In Brazil, infant and child mortality reveal a downward trend. Few studies have investigated the temporal trends in the inequalities of these deaths, at individual level, according to socio-economic status. The scope of this article was to investigate the temporal trends of the magnitude of inequalities in infant and child mortality, between groups defined by maternal education and household income per capita in the 1993-2008 period in Brazil. Microdata from the National Household Sample Survey were used. The inequality measure was the concentration index (CI). It was calculated for infant and child deaths, according to maternal education and household income per capita.
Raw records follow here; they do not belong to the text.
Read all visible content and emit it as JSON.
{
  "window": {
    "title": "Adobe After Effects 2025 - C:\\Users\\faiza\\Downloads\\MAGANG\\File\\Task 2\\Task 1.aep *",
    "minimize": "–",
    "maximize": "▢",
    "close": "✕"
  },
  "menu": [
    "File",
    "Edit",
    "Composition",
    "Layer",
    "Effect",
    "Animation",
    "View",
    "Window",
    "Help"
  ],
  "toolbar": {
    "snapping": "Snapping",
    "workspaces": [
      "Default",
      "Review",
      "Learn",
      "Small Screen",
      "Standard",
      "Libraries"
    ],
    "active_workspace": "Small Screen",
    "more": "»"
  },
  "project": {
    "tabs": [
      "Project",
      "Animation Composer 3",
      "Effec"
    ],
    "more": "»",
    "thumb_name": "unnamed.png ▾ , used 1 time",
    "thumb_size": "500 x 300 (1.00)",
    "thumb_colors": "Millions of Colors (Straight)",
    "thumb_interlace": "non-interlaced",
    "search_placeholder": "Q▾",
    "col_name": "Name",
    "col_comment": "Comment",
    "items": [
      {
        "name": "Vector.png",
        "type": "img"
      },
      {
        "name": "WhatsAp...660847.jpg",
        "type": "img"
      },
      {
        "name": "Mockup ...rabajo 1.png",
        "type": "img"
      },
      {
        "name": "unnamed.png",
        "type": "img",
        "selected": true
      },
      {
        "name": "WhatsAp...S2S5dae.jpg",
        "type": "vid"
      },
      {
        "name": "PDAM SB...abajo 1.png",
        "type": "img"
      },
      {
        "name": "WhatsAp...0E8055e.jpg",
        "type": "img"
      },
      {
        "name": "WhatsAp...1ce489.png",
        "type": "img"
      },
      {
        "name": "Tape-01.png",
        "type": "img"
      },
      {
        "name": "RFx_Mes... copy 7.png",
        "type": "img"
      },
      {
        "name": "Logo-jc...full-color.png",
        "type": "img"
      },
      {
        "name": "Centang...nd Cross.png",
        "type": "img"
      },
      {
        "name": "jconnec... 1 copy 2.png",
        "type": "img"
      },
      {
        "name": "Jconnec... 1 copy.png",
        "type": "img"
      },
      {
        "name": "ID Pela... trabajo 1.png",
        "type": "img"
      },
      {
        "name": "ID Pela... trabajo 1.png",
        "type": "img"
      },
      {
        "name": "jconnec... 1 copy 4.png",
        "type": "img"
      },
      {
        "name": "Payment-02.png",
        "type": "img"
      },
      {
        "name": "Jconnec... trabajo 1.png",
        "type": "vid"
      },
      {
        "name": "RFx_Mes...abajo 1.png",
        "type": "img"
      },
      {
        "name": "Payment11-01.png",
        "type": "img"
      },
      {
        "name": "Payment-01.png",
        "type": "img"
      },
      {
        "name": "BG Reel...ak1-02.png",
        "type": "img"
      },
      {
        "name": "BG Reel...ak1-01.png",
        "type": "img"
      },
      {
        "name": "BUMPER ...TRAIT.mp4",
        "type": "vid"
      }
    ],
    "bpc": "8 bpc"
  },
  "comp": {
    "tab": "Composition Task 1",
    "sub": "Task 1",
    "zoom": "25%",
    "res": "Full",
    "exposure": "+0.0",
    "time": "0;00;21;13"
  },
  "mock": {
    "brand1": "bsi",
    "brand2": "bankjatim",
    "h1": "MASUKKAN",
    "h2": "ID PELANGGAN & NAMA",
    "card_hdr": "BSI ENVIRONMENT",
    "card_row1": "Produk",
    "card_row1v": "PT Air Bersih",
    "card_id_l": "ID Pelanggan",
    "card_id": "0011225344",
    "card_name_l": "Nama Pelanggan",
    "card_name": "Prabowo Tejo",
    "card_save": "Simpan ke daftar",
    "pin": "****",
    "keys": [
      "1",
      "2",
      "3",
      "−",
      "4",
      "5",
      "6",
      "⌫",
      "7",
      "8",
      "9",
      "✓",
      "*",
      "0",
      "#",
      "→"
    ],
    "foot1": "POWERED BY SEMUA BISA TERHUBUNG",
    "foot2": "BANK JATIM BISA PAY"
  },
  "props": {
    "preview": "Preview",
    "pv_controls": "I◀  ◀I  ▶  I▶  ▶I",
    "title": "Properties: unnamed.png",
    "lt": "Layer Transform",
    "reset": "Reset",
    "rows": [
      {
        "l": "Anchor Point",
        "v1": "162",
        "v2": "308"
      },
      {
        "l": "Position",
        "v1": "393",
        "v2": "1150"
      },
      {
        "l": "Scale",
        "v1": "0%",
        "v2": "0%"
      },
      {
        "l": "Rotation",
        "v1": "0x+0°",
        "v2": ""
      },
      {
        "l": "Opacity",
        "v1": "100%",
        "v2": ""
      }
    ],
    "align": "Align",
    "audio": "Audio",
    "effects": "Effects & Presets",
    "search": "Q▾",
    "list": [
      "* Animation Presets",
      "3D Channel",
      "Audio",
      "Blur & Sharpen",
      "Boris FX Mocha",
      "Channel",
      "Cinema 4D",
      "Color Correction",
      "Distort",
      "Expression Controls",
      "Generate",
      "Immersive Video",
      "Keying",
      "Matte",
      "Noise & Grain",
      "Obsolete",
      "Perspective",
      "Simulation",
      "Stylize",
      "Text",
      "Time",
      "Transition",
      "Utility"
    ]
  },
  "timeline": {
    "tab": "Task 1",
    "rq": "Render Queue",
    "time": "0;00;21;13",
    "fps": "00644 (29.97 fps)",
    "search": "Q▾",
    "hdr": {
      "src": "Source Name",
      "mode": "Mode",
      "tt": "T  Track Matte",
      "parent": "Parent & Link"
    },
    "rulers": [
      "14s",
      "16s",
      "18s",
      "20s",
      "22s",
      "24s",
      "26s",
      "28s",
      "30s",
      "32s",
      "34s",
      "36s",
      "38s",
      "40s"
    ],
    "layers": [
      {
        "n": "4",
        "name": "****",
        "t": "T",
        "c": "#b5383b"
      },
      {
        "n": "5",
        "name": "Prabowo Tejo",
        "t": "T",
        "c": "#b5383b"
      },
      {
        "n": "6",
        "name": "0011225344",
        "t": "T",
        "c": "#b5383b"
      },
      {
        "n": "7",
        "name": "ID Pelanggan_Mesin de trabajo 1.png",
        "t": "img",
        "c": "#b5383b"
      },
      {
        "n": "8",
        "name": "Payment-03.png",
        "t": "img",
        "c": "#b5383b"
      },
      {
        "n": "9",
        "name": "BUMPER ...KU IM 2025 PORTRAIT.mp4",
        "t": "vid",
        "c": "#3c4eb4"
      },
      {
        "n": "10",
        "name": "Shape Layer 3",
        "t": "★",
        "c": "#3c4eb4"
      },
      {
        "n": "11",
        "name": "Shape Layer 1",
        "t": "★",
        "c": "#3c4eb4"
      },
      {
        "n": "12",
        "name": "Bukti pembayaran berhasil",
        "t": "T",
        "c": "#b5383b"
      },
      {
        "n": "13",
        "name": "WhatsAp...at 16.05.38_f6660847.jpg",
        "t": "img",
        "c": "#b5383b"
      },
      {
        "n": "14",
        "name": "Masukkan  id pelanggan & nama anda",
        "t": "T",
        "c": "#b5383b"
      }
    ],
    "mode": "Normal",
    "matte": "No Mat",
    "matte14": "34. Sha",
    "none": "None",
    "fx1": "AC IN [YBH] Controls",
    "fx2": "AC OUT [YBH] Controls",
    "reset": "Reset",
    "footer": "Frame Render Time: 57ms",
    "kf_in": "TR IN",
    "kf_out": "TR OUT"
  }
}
During the 2003-2008 period, there was a reduction in inequalities in infant and child mortality, at individual level, and according to maternal education and household income per capita. In 2008, the concentration of child deaths among children whose mothers had less education was higher than the concentration of infant deaths. The CI according to income had greater variability, but also demonstrated a lower concentration of deaths at the end of the period. The measurement of inequalities in health is important for monitoring the population health situation.